HTH, time for something else. A pill of some kind, probably.

a7

While I was banging away incompetently the way I will.

THX.

a7

Quite likely. Beware shifting signed integer types.

This helped, was in fact the last straw. Or oh I don't know, going mad trying stuff.

a7

I was not able to produce the correct answer without changing dataRx to unsigned.

But I am late, and it's getting tired, so I may be wrongly concluding it is necessary.

a7

@AKnuts
Can the 5 byte value be a negative value?
Does it have a sign bit?

@alto777
You're probably right, signed shift might cause trouble.

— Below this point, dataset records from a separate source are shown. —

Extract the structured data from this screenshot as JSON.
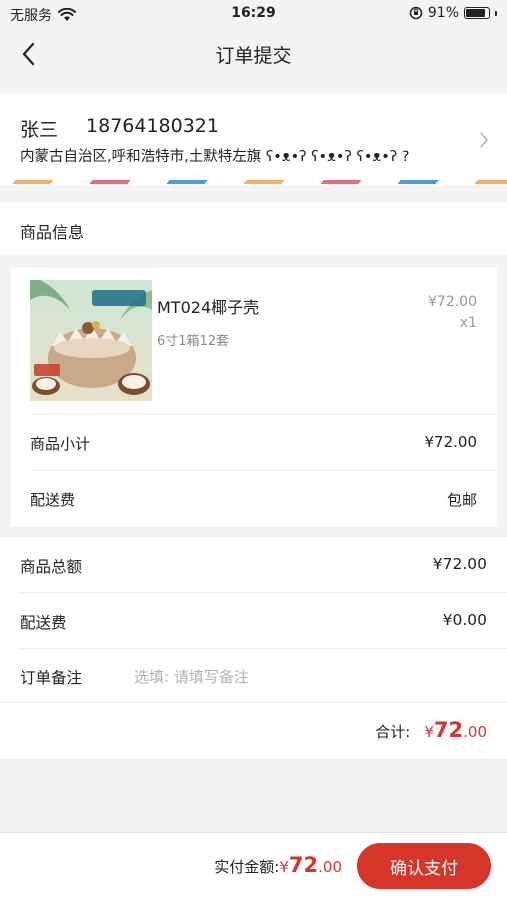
{
  "status_bar": {
    "carrier": "无服务",
    "time": "16:29",
    "battery": "91%"
  },
  "nav": {
    "title": "订单提交"
  },
  "address": {
    "name": "张三",
    "phone": "18764180321",
    "detail": "内蒙古自治区,呼和浩特市,土默特左旗 ʕ•ᴥ•ʔ ʕ•ᴥ•ʔ ʕ•ᴥ•ʔ ?",
    "stripe_colors": [
      "#f2b25c",
      "#ea6a7f",
      "#4a9be4"
    ]
  },
  "goods_section": {
    "title": "商品信息"
  },
  "goods": {
    "name": "MT024椰子壳",
    "spec": "6寸1箱12套",
    "price": "¥72.00",
    "quantity": "x1",
    "subtotal_label": "商品小计",
    "subtotal_value": "¥72.00",
    "shipping_label": "配送费",
    "shipping_value": "包邮"
  },
  "summary": {
    "goods_total_label": "商品总额",
    "goods_total_value": "¥72.00",
    "shipping_label": "配送费",
    "shipping_value": "¥0.00",
    "note_label": "订单备注",
    "note_placeholder": "选填: 请填写备注",
    "note_value": "",
    "total_label": "合计:",
    "total_currency": "¥",
    "total_int": "72",
    "total_dec": ".00"
  },
  "bottom": {
    "pay_label": "实付金额:",
    "pay_currency": "¥",
    "pay_int": "72",
    "pay_dec": ".00",
    "confirm_label": "确认支付"
  },
  "colors": {
    "accent": "#d8352a",
    "price_red": "#d5362b"
  }
}
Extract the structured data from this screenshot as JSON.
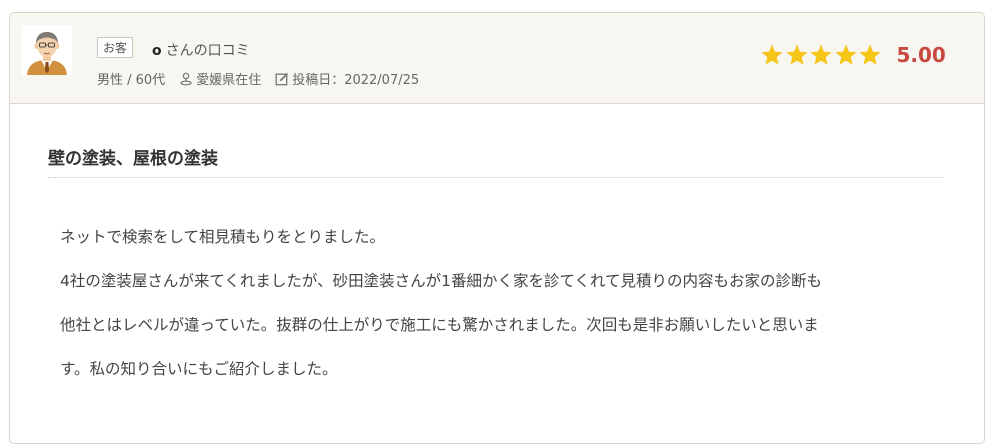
{
  "review": {
    "badge": "お客",
    "reviewer_name": "o",
    "reviewer_suffix": "さんの口コミ",
    "gender_age": "男性 / 60代",
    "location": "愛媛県在住",
    "posted": "投稿日：2022/07/25",
    "rating": "5.00",
    "stars": 5,
    "title": "壁の塗装、屋根の塗装",
    "body_lines": [
      "ネットで検索をして相見積もりをとりました。",
      "4社の塗装屋さんが来てくれましたが、砂田塗装さんが1番細かく家を診てくれて見積りの内容もお家の診断も",
      "他社とはレベルが違っていた。抜群の仕上がりで施工にも驚かされました。次回も是非お願いしたいと思いま",
      "す。私の知り合いにもご紹介しました。"
    ]
  },
  "colors": {
    "star": "#f5c518",
    "rating_value": "#c8473f",
    "header_bg": "#f7f6f1"
  },
  "icons": {
    "avatar": "elderly-man-avatar",
    "location": "map-pin-person-icon",
    "posted": "edit-note-icon",
    "star": "star-icon"
  }
}
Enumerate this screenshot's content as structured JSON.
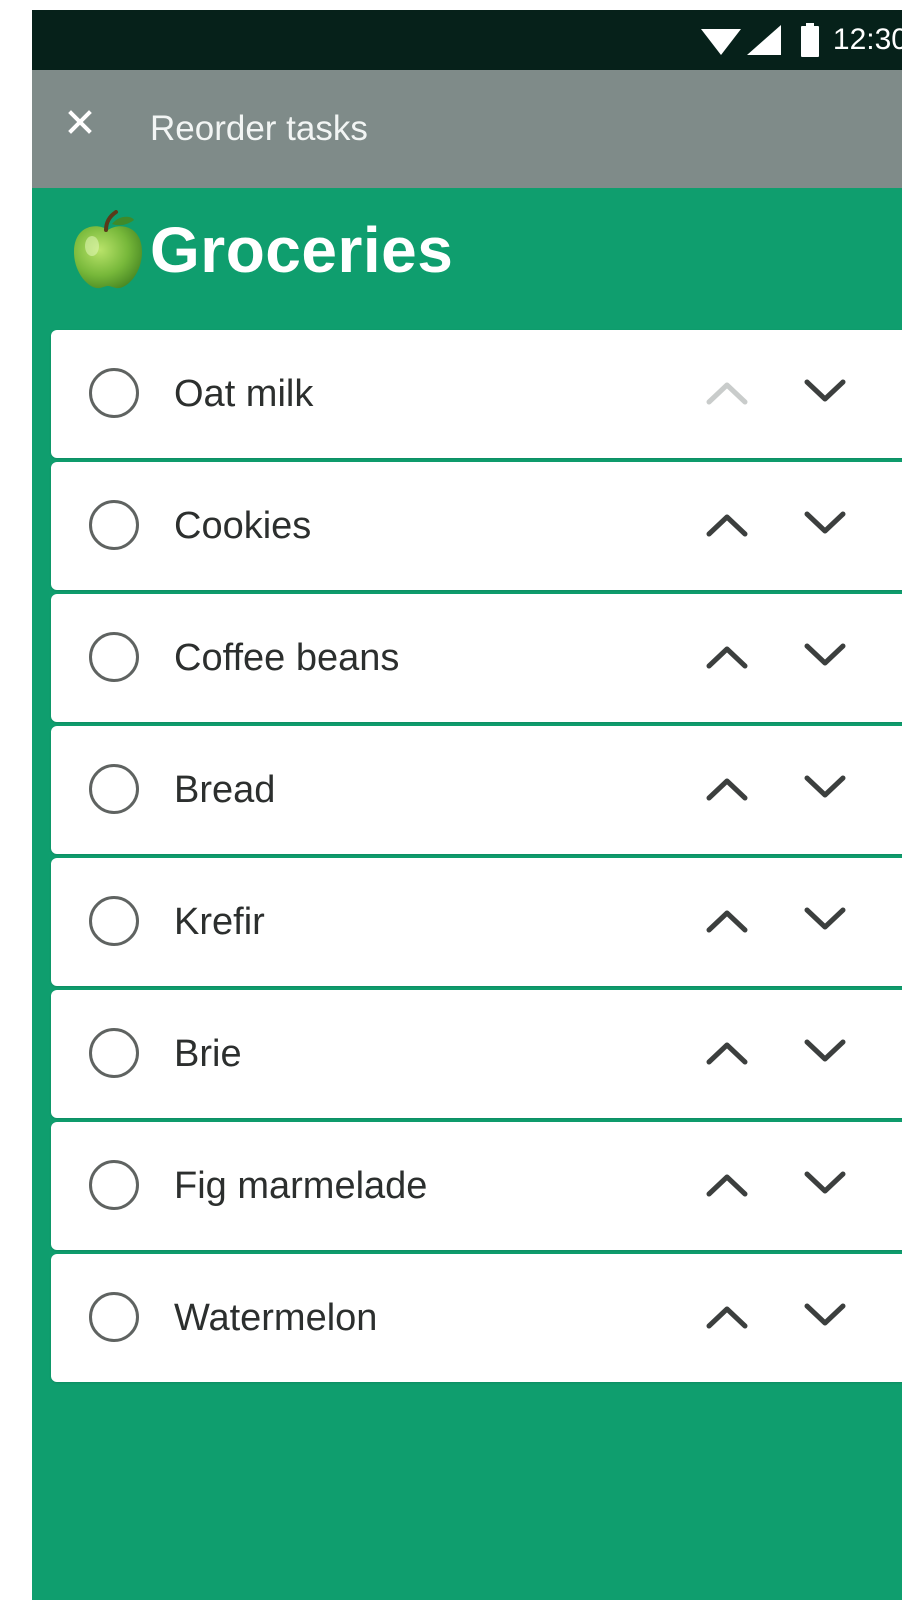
{
  "status_bar": {
    "time": "12:30",
    "icons": [
      "wifi-icon",
      "cell-signal-icon",
      "battery-icon"
    ]
  },
  "app_bar": {
    "close_icon": "close-icon",
    "title": "Reorder tasks"
  },
  "list": {
    "emoji": "green-apple-icon",
    "title": "Groceries"
  },
  "tasks": [
    {
      "label": "Oat milk",
      "up_enabled": false,
      "down_enabled": true
    },
    {
      "label": "Cookies",
      "up_enabled": true,
      "down_enabled": true
    },
    {
      "label": "Coffee beans",
      "up_enabled": true,
      "down_enabled": true
    },
    {
      "label": "Bread",
      "up_enabled": true,
      "down_enabled": true
    },
    {
      "label": "Krefir",
      "up_enabled": true,
      "down_enabled": true
    },
    {
      "label": "Brie",
      "up_enabled": true,
      "down_enabled": true
    },
    {
      "label": "Fig marmelade",
      "up_enabled": true,
      "down_enabled": true
    },
    {
      "label": "Watermelon",
      "up_enabled": true,
      "down_enabled": true
    }
  ],
  "colors": {
    "background": "#0f9e6e",
    "app_bar": "#7f8b89",
    "status_bar": "#06211a",
    "icon_active": "#3c3f3e",
    "icon_disabled": "#c9cccb"
  }
}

Below a variant that does not shift the received bytes but val
As val stays far from having a sign bit, there is no overflow.

int64_t
for (int i = 9; i >= 5; i--)
{
  val <<= 8;
  val += dataRx[i];
}

This works:

int64_t val = 0;
val += ((int64_t)dataRx[5]) << 32;
val += ((int64_t)dataRx[6]) << 24;
val += ((int64_t)dataRx[7]) << 16;
val += ((int64_t)dataRx[8]) << 8;
val += ((int64_t)dataRx[9]);

didn't work here, I'll try again later.

That works better with the bytes in the right order.

int64_t val = 0;
for (int i = 5; i <= 9; i++)
{
  val <<= 8;
  val += dataRx[i];
}

I had also changed to |= , my habit when it is more like bit twiddling than arithmetic. Unecessary.

But I did still need to make dataRx unsigned.

I am running these using the online C++ interpreter at https://www.onlinegdb.com.

a7

That did not work until I made dataRx unsigned.

What Arduino board are you running this on?

OK, I ran it on the ESP32 - could it be... yes, argh! I can break your code that works by making dataRx signed.

So, do we have:

UNO char is signed by default, it must be told unsigned.

ESP32 char is unsigned by default, making it signed causes some, um, excitement.

Learn something every day.

a7

The lesson to be learned? Always use int8_t, uint8_t, etc. Then you'll know signed / unsigned. Use char only for ASCII characters. Those are <= 127 so signed / unsigned doesn't matter.